The average size of first home buyer mortgages also increased by a record 8.3% in the December quarter of 2025, to a new high of $607,500:

Chart by Greg Jericho at The Guardian
It was revealed that 22,921 guarantees were provided under the federal government’s 5% mortgage deposit scheme for first home buyers in the four months following its expansion on October 1, 2025.
This represented a 75% increase over the previous four-month period, June to September, when 13,105 guarantees were granted.
The Reserve Bank of Australia’s (RBA) latest Financial Stability Review also reported a sharp increase in high-loan-to-value-ratio (LVR) mortgage lending to first home buyers following the introduction of the expanded 5% deposit scheme.

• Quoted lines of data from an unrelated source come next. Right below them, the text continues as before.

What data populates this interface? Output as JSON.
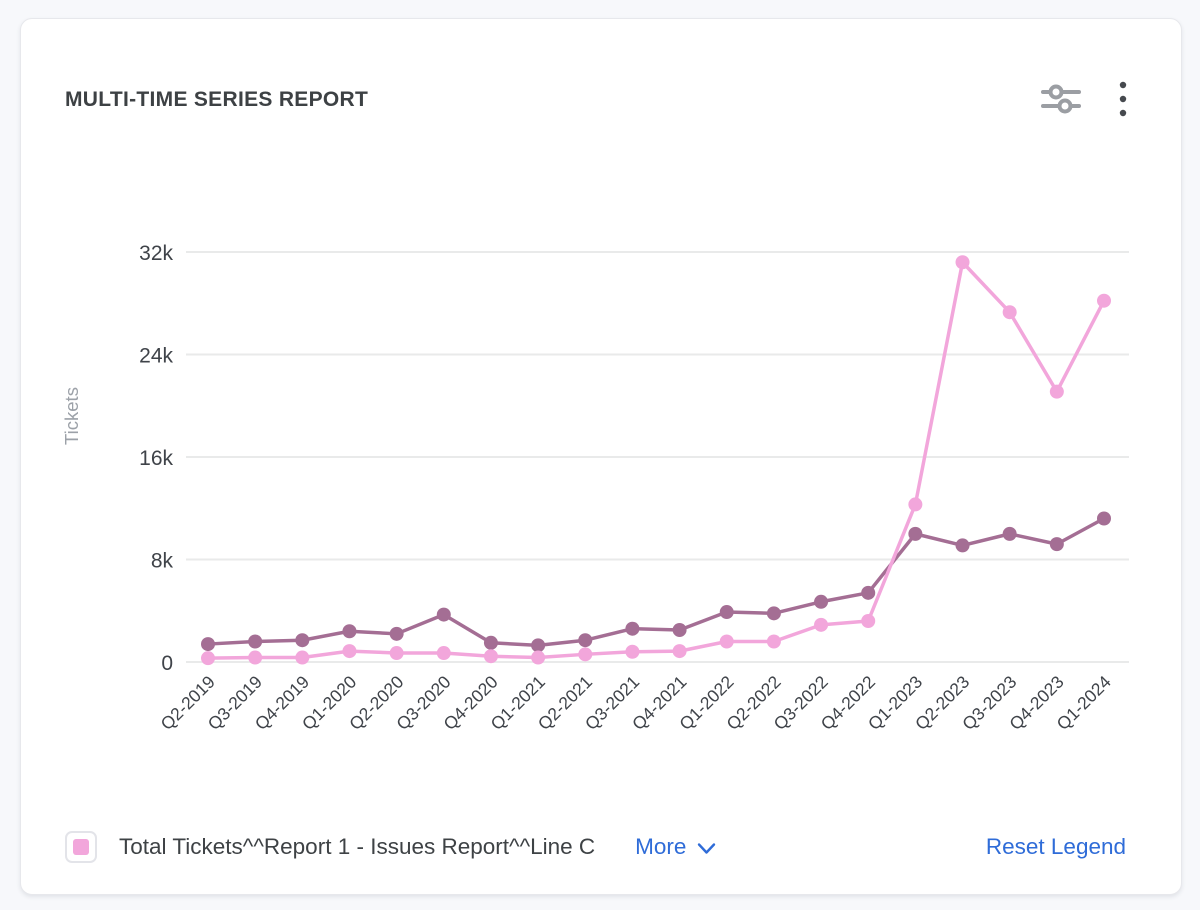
{
  "header": {
    "title": "MULTI-TIME SERIES REPORT"
  },
  "chart_data": {
    "type": "line",
    "title": "MULTI-TIME SERIES REPORT",
    "xlabel": "",
    "ylabel": "Tickets",
    "ylim": [
      0,
      32000
    ],
    "grid": true,
    "legend_position": "bottom",
    "categories": [
      "Q2-2019",
      "Q3-2019",
      "Q4-2019",
      "Q1-2020",
      "Q2-2020",
      "Q3-2020",
      "Q4-2020",
      "Q1-2021",
      "Q2-2021",
      "Q3-2021",
      "Q4-2021",
      "Q1-2022",
      "Q2-2022",
      "Q3-2022",
      "Q4-2022",
      "Q1-2023",
      "Q2-2023",
      "Q3-2023",
      "Q4-2023",
      "Q1-2024"
    ],
    "y_ticks": [
      {
        "label": "0",
        "value": 0
      },
      {
        "label": "8k",
        "value": 8000
      },
      {
        "label": "16k",
        "value": 16000
      },
      {
        "label": "24k",
        "value": 24000
      },
      {
        "label": "32k",
        "value": 32000
      }
    ],
    "series": [
      {
        "name": "Total Tickets^^Report 1 - Issues Report^^Line C",
        "color": "#f2a6db",
        "values": [
          300,
          350,
          350,
          850,
          700,
          700,
          450,
          350,
          600,
          800,
          850,
          1600,
          1600,
          2900,
          3200,
          12300,
          31200,
          27300,
          21100,
          28200
        ]
      },
      {
        "name": "",
        "color": "#a46e94",
        "values": [
          1400,
          1600,
          1700,
          2400,
          2200,
          3700,
          1500,
          1300,
          1700,
          2600,
          2500,
          3900,
          3800,
          4700,
          5400,
          10000,
          9100,
          10000,
          9200,
          11200
        ]
      }
    ]
  },
  "legend": {
    "item_label": "Total Tickets^^Report 1 - Issues Report^^Line C",
    "swatch_color": "#f2a6db",
    "more_label": "More",
    "reset_label": "Reset Legend"
  },
  "style": {
    "grid_color": "#e9eaea",
    "tick_color": "#3f4349",
    "axis_title_color": "#9ca1a8",
    "link_color": "#2f6cd8"
  }
}
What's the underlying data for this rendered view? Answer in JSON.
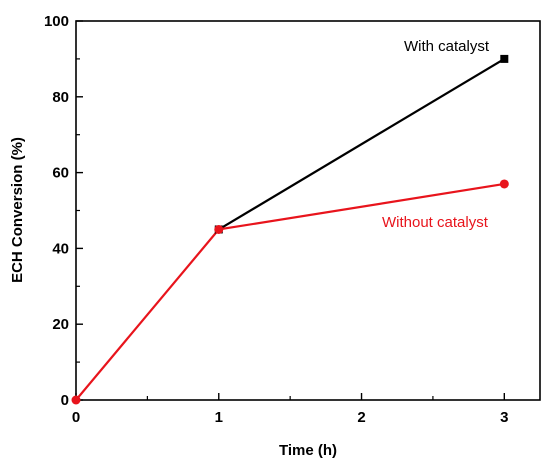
{
  "chart_data": {
    "type": "line",
    "xlabel": "Time (h)",
    "ylabel": "ECH Conversion (%)",
    "xlim": [
      0,
      3.25
    ],
    "ylim": [
      0,
      100
    ],
    "xticks": [
      0,
      1,
      2,
      3
    ],
    "yticks": [
      0,
      20,
      40,
      60,
      80,
      100
    ],
    "grid": false,
    "series": [
      {
        "name": "With catalyst",
        "color": "#000000",
        "marker": "square",
        "points": [
          [
            1,
            45
          ],
          [
            3,
            90
          ]
        ]
      },
      {
        "name": "Without catalyst",
        "color": "#e8141c",
        "marker": "circle",
        "points": [
          [
            0,
            0
          ],
          [
            1,
            45
          ],
          [
            3,
            57
          ]
        ]
      }
    ]
  }
}
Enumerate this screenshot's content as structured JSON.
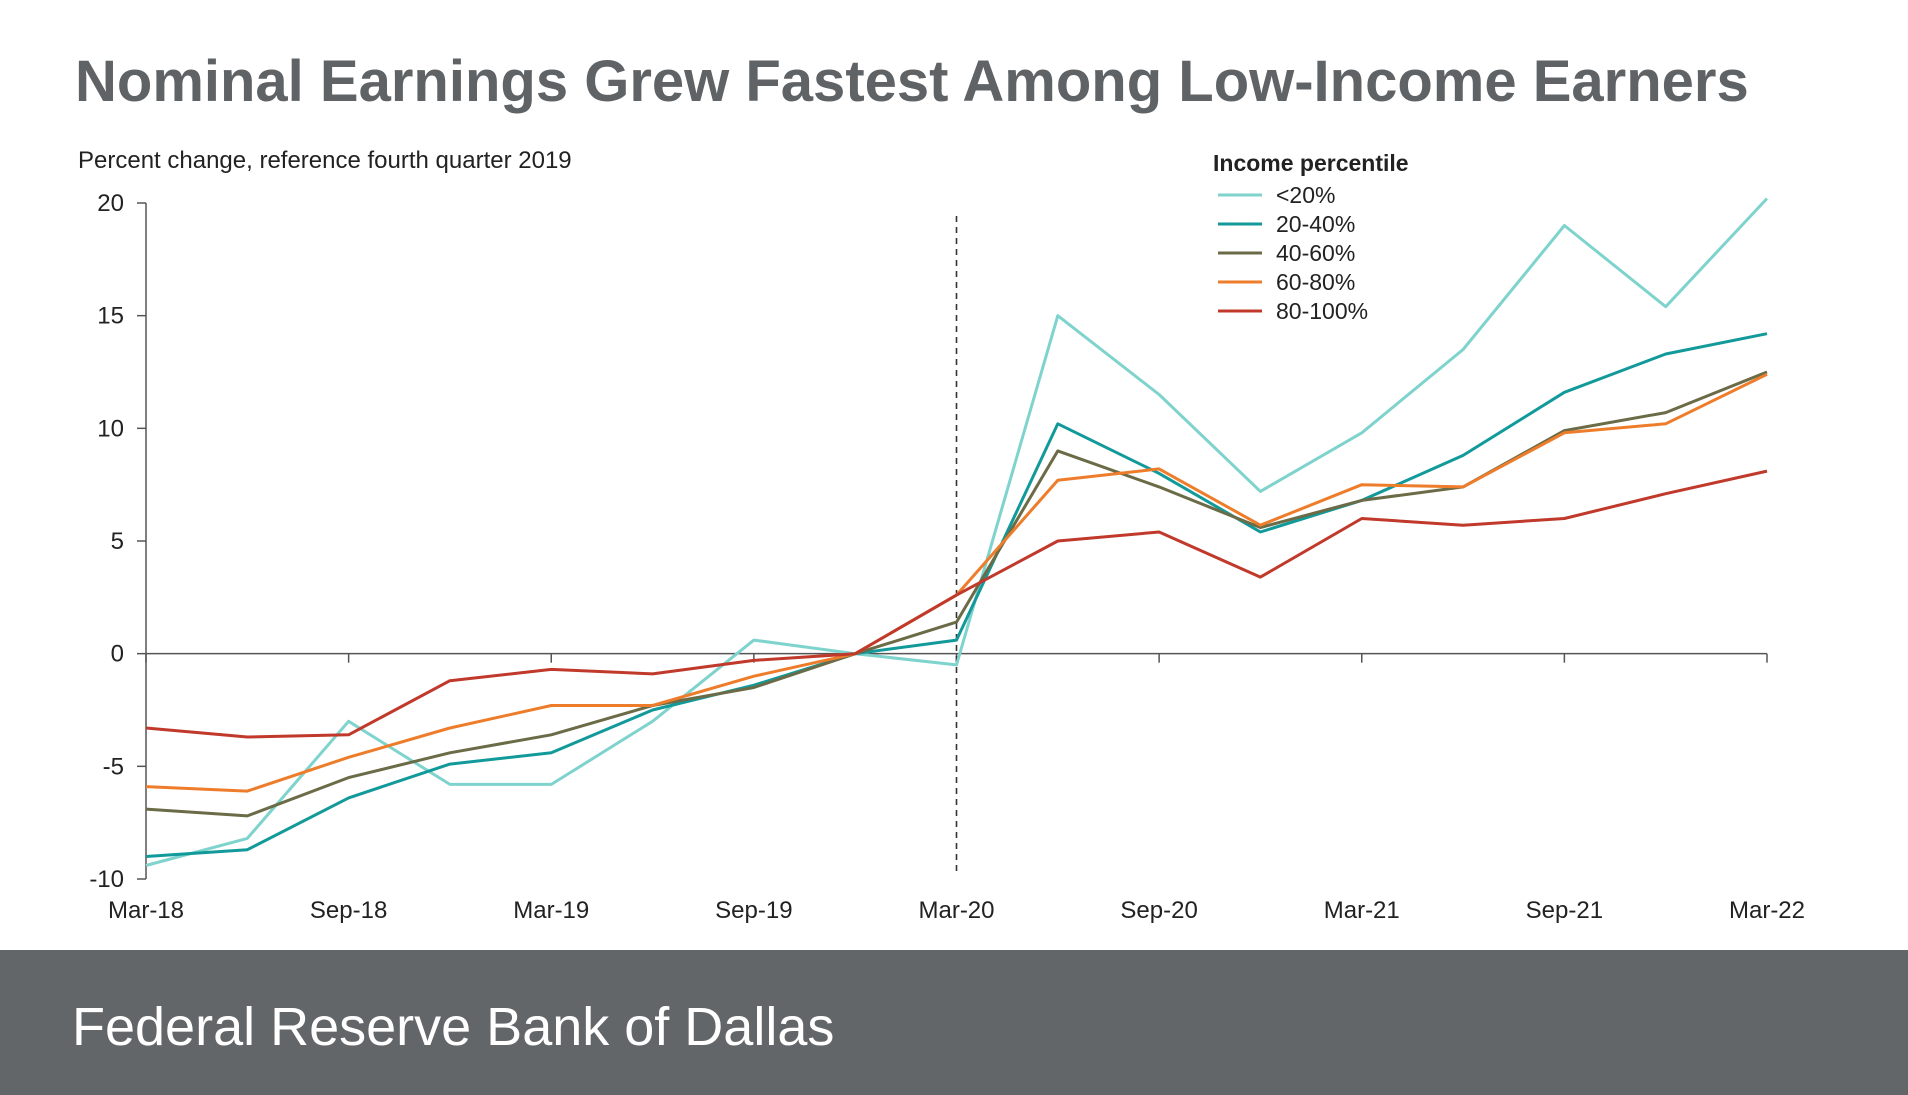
{
  "slide": {
    "title": "Nominal Earnings Grew Fastest Among Low-Income Earners",
    "footer": "Federal Reserve Bank of Dallas"
  },
  "chart_data": {
    "type": "line",
    "ylabel": "Percent change, reference fourth quarter 2019",
    "ylim": [
      -10,
      20
    ],
    "yticks": [
      20,
      15,
      10,
      5,
      0,
      -5,
      -10
    ],
    "x": [
      "Mar-18",
      "Jun-18",
      "Sep-18",
      "Dec-18",
      "Mar-19",
      "Jun-19",
      "Sep-19",
      "Dec-19",
      "Mar-20",
      "Jun-20",
      "Sep-20",
      "Dec-20",
      "Mar-21",
      "Jun-21",
      "Sep-21",
      "Dec-21",
      "Mar-22"
    ],
    "xtick_labels": [
      "Mar-18",
      "Sep-18",
      "Mar-19",
      "Sep-19",
      "Mar-20",
      "Sep-20",
      "Mar-21",
      "Sep-21",
      "Mar-22"
    ],
    "xtick_index": [
      0,
      2,
      4,
      6,
      8,
      10,
      12,
      14,
      16
    ],
    "vertical_marker": "Mar-20",
    "legend": {
      "title": "Income percentile",
      "placement": "top-right"
    },
    "series": [
      {
        "name": "<20%",
        "color": "#7fd3cd",
        "values": [
          -9.4,
          -8.2,
          -3.0,
          -5.8,
          -5.8,
          -3.0,
          0.6,
          0.0,
          -0.5,
          15.0,
          11.5,
          7.2,
          9.8,
          13.5,
          19.0,
          15.4,
          20.2
        ]
      },
      {
        "name": "20-40%",
        "color": "#12999a",
        "values": [
          -9.0,
          -8.7,
          -6.4,
          -4.9,
          -4.4,
          -2.5,
          -1.4,
          0.0,
          0.6,
          10.2,
          8.0,
          5.4,
          6.8,
          8.8,
          11.6,
          13.3,
          14.2
        ]
      },
      {
        "name": "40-60%",
        "color": "#6b6b47",
        "values": [
          -6.9,
          -7.2,
          -5.5,
          -4.4,
          -3.6,
          -2.3,
          -1.5,
          0.0,
          1.4,
          9.0,
          7.4,
          5.6,
          6.8,
          7.4,
          9.9,
          10.7,
          12.5
        ]
      },
      {
        "name": "60-80%",
        "color": "#ee7d2b",
        "values": [
          -5.9,
          -6.1,
          -4.6,
          -3.3,
          -2.3,
          -2.3,
          -1.0,
          0.0,
          2.6,
          7.7,
          8.2,
          5.7,
          7.5,
          7.4,
          9.8,
          10.2,
          12.4
        ]
      },
      {
        "name": "80-100%",
        "color": "#c0392b",
        "values": [
          -3.3,
          -3.7,
          -3.6,
          -1.2,
          -0.7,
          -0.9,
          -0.3,
          0.0,
          2.6,
          5.0,
          5.4,
          3.4,
          6.0,
          5.7,
          6.0,
          7.1,
          8.1
        ]
      }
    ]
  }
}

Diana Mousina, AMP’s deputy chief economist, told the ABC that the data for the four months to January showed a “massive jump”.
“We know that incentives really matter in the housing market”, she said. “Whenever we get some sort of grants or discounts, we always see a big take-up of these things”.
The expanded 5% home deposit scheme was marketed by the federal government as an affordability measure. However, economists warned that these types of demand-side measures are always self-defeating from an affordability perspective, since they inevitably push home prices higher, thereby making housing less affordable.
Cotality’s latest housing chart pack illustrates this point. As shown below, price growth for properties valued at the bottom 25% quartile, which fall well within the 5% deposit scheme’s price caps, grew the strongest in the three months to March 2026 across every major capital city market:

Source: Cotality
By contrast, the most expensive 25% of homes, which fall outside of the price caps, experienced the weakest price growth across every capital city market except the ACT.
Thus, the 5% deposit scheme simply drove up the price of entry-level homes, ultimately making them more expensive for first home buyers.
Future first home buyers will face the prospect of paying more for housing and holding larger mortgages than they otherwise would have without the 5% deposit scheme.